Teletrabalho só por acordo
Em relação ao teletrabalho em condições normais – fora da situação pandémica -, os partidos concordam que o teletrabalho só deverá ser adotado sob acordo, ou seja, com o “sim” do trabalhador e do empregador.
Para o PS, se o teletrabalho for iniciativa do empregador e o trabalhador recusar, este não terá de fundamentar a sua decisão, não podendo isto ser causa de despedimento ou de qualquer outra sanção. Se for o trabalhador a propor e o empregador não quiser avançar nesse sentido, terá de fundamentar a recusa por escrito.
Os comunistas querem garantir que o trabalhador pode rejeitar a proposta de teletrabalho, quando considere que “não estão reunidas as condições para que preste a sua atividade com dignidade, privacidade e respeito pelas condições de segurança e saúde no trabalho”.
O Bloco quer garantir que os trabalhadores com filhos até 12 anos podem ir para teletrabalho sem o empregador se possa opor.
Em linha com os bloquistas, o PAN alargar o universo de trabalhadores que têm direito a teletrabalho, passando a estender esta possibilidade aos trabalhadores com filhos ou dependentes menores de 12 anos, menores de idade com doença oncológica ou com deficiência ou doença crónica; trabalhadores reconhecidos como cuidadores informais não principais; trabalhadores com doença crónica ou com grau de incapacidade igual ou superior a 60%; e aos trabalhadores-estudantes.
Em relação à duração dos acordos de teletrabalho, de acordo com o Jornal de Negócios, o PSD não altera as regras em vigor, que só preveem a possibilidade de regresso nos primeiros 30 dias ou no final do período.
Por seu lado, o PS vai ao encontro das propostas de BE, PCP e Verdes, que querem assegurar que o trabalhador possa voltar ao trabalho presencial a qualquer momento.
O projeto do PS propõe que estes acordos de teletrabalho possam ser “a prazo” com a duração máxima de seis meses ou que, quando forem por tempo indeterminado, “qualquer das partes possa fazê-lo cessar mediante comunicação à outra”, o que “produzirá efeitos no 60.º dia posterior”.
Privacidade do trabalhador
Relativamente à privacidade, os partidos concordam que deve ser vedada aos empregador a captura de imagem, de registo de som, de registo de escrita, de acesso ao histórico ou o recurso a outros meios de controlo que possam afetar o direito à privacidade do trabalhador.
Por outro lado, para o PS, o empregador pode exigir ao trabalhador relatórios diários ou semanais sobre os assuntos tratados na sua atividade e os respetivos resultados.
Sobre as visitas ao domicílio, para o PSD, só devem ser efetuadas na presença do trabalhador, durante o período normal de trabalho.
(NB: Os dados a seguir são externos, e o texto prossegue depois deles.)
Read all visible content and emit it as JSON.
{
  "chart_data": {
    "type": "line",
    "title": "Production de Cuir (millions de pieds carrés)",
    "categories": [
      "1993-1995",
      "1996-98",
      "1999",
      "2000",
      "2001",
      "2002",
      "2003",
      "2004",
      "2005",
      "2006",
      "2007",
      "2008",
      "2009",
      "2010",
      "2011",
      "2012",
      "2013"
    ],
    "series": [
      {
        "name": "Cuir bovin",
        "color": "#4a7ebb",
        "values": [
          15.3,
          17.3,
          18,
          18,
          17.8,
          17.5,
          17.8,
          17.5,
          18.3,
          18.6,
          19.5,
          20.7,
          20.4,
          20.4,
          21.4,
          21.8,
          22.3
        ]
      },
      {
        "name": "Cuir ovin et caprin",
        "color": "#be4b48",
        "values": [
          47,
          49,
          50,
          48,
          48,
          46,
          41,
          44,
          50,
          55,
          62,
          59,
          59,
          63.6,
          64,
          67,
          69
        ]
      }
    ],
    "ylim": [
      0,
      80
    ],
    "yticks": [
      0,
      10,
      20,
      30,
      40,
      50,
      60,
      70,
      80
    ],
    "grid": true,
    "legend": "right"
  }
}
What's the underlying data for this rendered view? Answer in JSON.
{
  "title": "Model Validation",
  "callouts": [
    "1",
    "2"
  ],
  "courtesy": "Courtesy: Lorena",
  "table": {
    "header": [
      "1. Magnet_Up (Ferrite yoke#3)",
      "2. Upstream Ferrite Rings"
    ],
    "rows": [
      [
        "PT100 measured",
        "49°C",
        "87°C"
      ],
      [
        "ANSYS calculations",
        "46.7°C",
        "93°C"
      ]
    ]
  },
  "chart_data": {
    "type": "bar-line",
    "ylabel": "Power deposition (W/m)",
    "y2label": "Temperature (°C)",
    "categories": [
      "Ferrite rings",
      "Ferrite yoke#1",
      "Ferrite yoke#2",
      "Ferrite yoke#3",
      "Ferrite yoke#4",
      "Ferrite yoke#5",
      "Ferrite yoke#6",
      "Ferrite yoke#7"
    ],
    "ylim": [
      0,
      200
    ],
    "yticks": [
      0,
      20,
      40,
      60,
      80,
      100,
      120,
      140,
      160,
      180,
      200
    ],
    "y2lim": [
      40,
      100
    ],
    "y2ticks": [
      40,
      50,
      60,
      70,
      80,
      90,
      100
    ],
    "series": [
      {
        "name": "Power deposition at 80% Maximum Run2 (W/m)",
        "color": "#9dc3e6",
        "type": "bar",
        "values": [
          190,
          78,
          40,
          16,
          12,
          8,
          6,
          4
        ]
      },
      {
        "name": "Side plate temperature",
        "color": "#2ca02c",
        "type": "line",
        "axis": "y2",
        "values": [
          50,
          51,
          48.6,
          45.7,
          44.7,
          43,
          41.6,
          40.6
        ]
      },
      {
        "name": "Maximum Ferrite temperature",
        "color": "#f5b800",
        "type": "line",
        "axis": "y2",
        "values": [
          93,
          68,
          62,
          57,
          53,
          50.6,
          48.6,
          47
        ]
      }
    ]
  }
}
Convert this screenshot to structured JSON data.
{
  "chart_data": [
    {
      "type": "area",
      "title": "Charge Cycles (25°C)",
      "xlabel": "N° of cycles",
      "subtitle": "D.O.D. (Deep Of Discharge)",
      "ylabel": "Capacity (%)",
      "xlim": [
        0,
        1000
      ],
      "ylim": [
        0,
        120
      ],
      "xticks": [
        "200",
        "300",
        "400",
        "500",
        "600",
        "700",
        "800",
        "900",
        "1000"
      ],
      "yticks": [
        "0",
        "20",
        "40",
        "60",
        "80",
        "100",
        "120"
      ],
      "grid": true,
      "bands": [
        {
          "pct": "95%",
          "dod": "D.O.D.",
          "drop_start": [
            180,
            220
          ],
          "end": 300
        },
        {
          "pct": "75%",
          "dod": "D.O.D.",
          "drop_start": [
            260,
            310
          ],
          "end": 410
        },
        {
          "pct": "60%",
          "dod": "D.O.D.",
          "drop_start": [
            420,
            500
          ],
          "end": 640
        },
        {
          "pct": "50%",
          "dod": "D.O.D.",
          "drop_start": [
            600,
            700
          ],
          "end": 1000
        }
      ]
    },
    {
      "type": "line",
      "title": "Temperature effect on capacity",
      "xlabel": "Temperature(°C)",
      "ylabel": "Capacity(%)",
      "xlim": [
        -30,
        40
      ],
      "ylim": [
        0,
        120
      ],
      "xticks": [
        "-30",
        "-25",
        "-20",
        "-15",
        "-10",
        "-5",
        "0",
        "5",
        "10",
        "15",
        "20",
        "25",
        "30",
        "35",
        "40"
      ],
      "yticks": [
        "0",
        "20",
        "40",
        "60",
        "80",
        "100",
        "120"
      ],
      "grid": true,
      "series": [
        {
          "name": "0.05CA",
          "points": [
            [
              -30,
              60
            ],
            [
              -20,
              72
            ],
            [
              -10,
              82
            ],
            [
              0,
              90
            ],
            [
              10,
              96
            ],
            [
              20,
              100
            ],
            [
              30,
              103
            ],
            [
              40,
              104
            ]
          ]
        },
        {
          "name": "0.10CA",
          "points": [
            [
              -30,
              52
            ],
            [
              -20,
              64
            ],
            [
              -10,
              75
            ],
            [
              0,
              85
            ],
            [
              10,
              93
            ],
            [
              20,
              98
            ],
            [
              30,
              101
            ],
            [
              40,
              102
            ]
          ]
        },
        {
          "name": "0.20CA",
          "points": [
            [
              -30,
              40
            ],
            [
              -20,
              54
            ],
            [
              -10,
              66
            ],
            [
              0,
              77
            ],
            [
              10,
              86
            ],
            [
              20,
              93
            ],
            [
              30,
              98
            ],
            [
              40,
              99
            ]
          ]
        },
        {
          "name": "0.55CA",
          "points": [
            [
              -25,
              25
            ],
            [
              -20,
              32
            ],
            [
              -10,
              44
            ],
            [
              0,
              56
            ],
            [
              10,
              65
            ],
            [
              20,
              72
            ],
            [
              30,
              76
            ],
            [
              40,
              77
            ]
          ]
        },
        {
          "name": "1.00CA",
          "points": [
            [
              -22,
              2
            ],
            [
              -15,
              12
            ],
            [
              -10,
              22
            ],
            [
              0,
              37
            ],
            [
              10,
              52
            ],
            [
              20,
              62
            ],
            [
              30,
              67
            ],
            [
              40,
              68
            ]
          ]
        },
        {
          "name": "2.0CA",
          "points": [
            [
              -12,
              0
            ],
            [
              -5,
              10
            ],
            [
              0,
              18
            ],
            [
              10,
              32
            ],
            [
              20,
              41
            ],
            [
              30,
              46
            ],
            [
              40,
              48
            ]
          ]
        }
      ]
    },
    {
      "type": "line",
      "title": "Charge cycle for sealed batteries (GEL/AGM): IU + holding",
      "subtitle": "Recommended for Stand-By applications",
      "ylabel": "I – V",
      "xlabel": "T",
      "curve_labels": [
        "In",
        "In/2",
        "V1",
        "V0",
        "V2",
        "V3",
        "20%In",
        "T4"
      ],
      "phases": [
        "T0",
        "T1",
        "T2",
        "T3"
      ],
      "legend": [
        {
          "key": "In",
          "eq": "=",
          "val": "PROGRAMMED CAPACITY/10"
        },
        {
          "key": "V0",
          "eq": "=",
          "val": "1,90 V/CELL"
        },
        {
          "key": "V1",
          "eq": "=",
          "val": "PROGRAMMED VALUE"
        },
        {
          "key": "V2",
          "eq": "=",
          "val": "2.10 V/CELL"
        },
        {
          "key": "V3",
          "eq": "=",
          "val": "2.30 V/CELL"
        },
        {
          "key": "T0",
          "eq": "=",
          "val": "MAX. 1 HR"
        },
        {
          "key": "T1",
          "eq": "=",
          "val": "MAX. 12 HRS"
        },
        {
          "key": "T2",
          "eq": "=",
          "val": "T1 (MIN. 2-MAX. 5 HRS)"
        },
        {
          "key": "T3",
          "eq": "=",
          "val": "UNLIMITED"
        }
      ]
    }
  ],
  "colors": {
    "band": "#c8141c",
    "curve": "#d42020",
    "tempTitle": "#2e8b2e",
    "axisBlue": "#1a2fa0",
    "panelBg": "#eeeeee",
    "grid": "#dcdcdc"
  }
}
Além disso, para os sociais-democratas, bloquistas e comunistas, só devem servir para a instalação, reparação e manutenção dos instrumentos de trabalho.
Quanto aos acidentes, PS, PSD, PAN e Bloco propõem que o regime legal de reparação dos acidentes de trabalho e das doenças profissionais seja também aplicado às situações de teletrabalho.
O PCP defende que o empregador deverá atualizar os seguros de acidentes de trabalho, passando a considerar o exercício da atividade laboral em regime de teletrabalho, seja qual for o local onde seja prestado.
Para o PS, BE e PAN, os teletrabalhadores devem manter os contactos presenciais com as suas equipas de trabalho e empregadores.
Os partidos consideram ainda que teletrabalhadores e trabalhadores presenciais devem gozar os mesmos direitos.